セル&クリーヴランド管によるR・シュトラウスの≪家庭交響曲≫を聴いて
セル&クリーヴランド管によるR・シュトラウスの≪家庭交響曲≫(1964年録音)を聴いてみました。
セルらしい、精緻にして克明な演奏が繰り広げられています。
それでいて、必要以上にシェイプアップされた音楽になっている訳でもありません。むしろ、豊満な音楽だと言いたい。オケが存分に鳴り切っていて、拡がりの大きな音楽が鳴り響いている。

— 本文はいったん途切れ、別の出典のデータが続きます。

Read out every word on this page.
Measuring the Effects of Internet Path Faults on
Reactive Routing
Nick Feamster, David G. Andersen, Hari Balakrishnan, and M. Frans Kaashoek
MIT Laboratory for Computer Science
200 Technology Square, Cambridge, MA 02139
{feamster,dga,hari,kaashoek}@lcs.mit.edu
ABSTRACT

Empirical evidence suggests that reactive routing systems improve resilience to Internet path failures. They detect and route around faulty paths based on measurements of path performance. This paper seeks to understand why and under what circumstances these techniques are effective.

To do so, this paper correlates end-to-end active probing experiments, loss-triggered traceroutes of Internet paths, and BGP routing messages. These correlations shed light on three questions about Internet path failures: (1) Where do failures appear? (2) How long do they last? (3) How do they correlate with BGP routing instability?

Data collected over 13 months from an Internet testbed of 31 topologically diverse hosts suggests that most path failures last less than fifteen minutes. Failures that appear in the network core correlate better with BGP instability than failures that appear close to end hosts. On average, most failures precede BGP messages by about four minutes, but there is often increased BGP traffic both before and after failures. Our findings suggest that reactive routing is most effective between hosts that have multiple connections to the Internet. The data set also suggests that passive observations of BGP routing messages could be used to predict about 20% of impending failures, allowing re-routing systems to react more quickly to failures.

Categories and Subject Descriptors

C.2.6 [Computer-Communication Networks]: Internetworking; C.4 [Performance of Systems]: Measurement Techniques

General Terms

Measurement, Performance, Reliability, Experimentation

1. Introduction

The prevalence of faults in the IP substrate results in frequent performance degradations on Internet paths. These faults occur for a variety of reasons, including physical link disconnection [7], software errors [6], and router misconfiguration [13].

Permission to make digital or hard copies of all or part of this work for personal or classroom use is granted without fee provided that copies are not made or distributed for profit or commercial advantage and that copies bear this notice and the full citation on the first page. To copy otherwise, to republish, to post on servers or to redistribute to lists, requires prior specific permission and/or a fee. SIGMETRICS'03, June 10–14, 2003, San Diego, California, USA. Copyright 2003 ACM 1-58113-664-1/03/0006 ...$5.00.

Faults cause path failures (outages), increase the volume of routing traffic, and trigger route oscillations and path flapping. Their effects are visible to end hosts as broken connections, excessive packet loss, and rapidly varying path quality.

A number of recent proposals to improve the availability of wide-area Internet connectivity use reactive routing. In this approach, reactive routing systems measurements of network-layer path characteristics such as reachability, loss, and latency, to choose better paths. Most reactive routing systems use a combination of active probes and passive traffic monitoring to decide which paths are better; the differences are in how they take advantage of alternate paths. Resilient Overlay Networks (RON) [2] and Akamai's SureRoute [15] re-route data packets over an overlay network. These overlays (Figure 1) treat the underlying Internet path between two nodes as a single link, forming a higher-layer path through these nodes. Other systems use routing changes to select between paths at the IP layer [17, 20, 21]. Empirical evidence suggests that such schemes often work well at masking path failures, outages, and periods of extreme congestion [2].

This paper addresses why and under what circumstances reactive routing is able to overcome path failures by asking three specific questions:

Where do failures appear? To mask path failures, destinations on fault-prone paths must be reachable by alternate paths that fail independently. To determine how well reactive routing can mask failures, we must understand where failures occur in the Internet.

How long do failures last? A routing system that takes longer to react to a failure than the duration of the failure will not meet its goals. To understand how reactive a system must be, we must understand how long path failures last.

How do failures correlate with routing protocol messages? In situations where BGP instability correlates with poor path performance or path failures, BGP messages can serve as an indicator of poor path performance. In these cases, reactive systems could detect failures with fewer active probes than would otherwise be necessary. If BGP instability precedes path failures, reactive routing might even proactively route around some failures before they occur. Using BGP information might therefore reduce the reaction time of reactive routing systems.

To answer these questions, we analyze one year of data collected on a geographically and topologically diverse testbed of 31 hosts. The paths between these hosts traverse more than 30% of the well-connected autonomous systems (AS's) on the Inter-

そのうえで、音楽が存分にうねっていて、随所で音楽を煽ってゆく。推進力たるや、凄まじいものがある。誠に情熱的でもある。そして、煌びやかで絢爛たる音楽世界が広がっている。
そんなこんなによって、鮮烈でスリリングな音楽が、そして、甘美にして妖艶な音楽が、聴く者の耳に届けられてゆく。

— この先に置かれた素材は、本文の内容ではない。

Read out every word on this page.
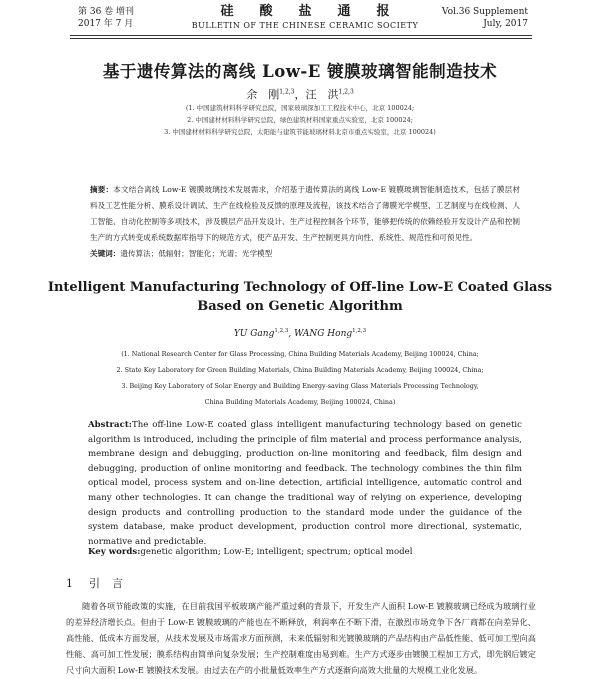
第 36 卷 增刊
2017 年 7 月
硅酸盐通报
BULLETIN OF THE CHINESE CERAMIC SOCIETY
Vol.36 Supplement
July, 2017
基于遗传算法的离线 Low-E 镀膜玻璃智能制造技术
余　刚$^{1,2,3}$，汪　洪$^{1,2,3}$
(1. 中国建筑材料科学研究总院，国家玻璃深加工工程技术中心，北京 100024;
2. 中国建材材料科学研究总院，绿色建筑材料国家重点实验室，北京 100024;
3. 中国建材材料科学研究总院，太阳能与建筑节能玻璃材料北京市重点实验室，北京 100024)
摘要：本文结合离线 Low-E 镀膜玻璃技术发展需求，介绍基于遗传算法的离线 Low-E 镀膜玻璃智能制造技术，包括了膜层材料及工艺性能分析、膜系设计调试、生产在线检验及反馈的原理及流程，该技术结合了薄膜光学模型、工艺制度与在线检测、人工智能、自动化控制等多项技术，涉及膜层产品开发设计、生产过程控制各个环节，能够把传统的依赖经验开发设计产品和控制生产的方式转变成系统数据库指导下的规范方式，使产品开发、生产控制更具方向性、系统性、规范性和可预见性。
关键词：遗传算法；低辐射；智能化；光谱；光学模型
Intelligent Manufacturing Technology of Off-line Low-E Coated Glass
Based on Genetic Algorithm
YU Gang$^{1,2,3}$, WANG Hong$^{1,2,3}$
(1. National Research Center for Glass Processing, China Building Materials Academy, Beijing 100024, China;
2. State Key Laboratory for Green Building Materials, China Building Materials Academy, Beijing 100024, China;
3. Beijing Key Laboratory of Solar Energy and Building Energy-saving Glass Materials Processing Technology,
China Building Materials Academy, Beijing 100024, China)
Abstract:The off-line Low-E coated glass intelligent manufacturing technology based on genetic algorithm is introduced, including the principle of film material and process performance analysis, membrane design and debugging, production on-line monitoring and feedback, film design and debugging, production of online monitoring and feedback. The technology combines the thin film optical model, process system and on-line detection, artificial intelligence, automatic control and many other technologies. It can change the traditional way of relying on experience, developing design products and controlling production to the standard mode under the guidance of the system database, make product development, production control more directional, systematic, normative and predictable.
Key words:genetic algorithm; Low-E; intelligent; spectrum; optical model
1 引言
随着各项节能政策的实施，在目前我国平板玻璃产能严重过剩的背景下，开发生产人面积 Low-E 镀膜玻璃已经成为玻璃行业的差异经济增长点。但由于 Low-E 镀膜玻璃的产能也在不断释放，利润率在不断下滑，在激烈市场竞争下各厂商都在向差异化、高性能、低成本方面发展，从技术发展及市场需求方面预测，未来低辐射和光镀膜玻璃的产品结构由产品低性能、低可加工型向高性能、高可加工性发展；膜系结构由简单向复杂发展；生产控制难度由易到难。生产方式逐步由镀膜工程加工方式，即先钢后镀定尺寸向大面积 Low-E 镀膜技术发展。由过去在产的小批量低效率生产方式逐渐向高效大批量的大规模工业化发展。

ここまで読んでこられた方は、一般的にセルの演奏に対して述べられることとは程遠い言葉が並んでいるように思われるかもしれません。
なるほどセルは、緻密な合奏をベースにしながら、端正にして高潔な音楽を奏で上げることに心血を注いでいたと言えましょう。しかしながら、私は、セルは決して「冷たい」演奏をする指揮者だったとは捉えていません。むしろ、精緻な演奏の裏側には、常に、音楽に対する途轍なく高いパッションが潜んでいた。そして、ロマンティシズムに溢れた音楽を志向していた。そのような指揮者だったと考えています。そのうえで、自制心が強く、音楽に緻密さを求めていた、と。

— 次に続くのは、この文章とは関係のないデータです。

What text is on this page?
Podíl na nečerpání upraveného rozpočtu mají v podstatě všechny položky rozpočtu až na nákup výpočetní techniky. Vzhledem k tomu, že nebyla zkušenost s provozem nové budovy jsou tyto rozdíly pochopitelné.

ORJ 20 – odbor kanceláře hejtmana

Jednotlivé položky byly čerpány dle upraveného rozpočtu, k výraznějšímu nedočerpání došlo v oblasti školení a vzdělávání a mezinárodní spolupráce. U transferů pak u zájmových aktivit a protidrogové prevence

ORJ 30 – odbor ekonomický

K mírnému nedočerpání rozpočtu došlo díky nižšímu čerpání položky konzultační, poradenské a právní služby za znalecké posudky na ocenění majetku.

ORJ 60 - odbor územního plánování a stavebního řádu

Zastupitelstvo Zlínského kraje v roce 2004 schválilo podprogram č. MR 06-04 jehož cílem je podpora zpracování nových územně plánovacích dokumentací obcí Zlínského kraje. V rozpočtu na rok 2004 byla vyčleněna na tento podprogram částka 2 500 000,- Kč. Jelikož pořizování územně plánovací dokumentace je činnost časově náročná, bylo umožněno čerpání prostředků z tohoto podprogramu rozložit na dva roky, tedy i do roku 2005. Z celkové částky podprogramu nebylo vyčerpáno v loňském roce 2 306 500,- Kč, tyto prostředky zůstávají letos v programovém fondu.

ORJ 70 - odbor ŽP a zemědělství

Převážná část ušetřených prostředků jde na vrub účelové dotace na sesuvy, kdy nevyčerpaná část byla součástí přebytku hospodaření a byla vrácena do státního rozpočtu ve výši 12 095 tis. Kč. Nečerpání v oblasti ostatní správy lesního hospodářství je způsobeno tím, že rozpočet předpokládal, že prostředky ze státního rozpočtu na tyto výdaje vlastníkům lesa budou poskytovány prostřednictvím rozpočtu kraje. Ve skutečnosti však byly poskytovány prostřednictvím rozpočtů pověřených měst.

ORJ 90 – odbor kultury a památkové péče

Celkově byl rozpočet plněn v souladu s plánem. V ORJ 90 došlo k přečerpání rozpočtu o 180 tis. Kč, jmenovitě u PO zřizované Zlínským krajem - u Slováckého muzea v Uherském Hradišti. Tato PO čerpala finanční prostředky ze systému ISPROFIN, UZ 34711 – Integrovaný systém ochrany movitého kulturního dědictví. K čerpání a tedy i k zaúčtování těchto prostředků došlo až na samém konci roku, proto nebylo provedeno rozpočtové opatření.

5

この≪家庭交響曲≫は、そのようなセルの姿が、余すところなく現れていると思えます。そして、ここでの演奏ぶりは、R・シュトラウスの作品の魅力を示すうえで最上級なものだと言えるように思われます。
セルの凄みが凝縮されている、そして、R・シュトラウスの音楽を聴く歓びに満ち溢れている、超絶的に素晴らしい演奏であります。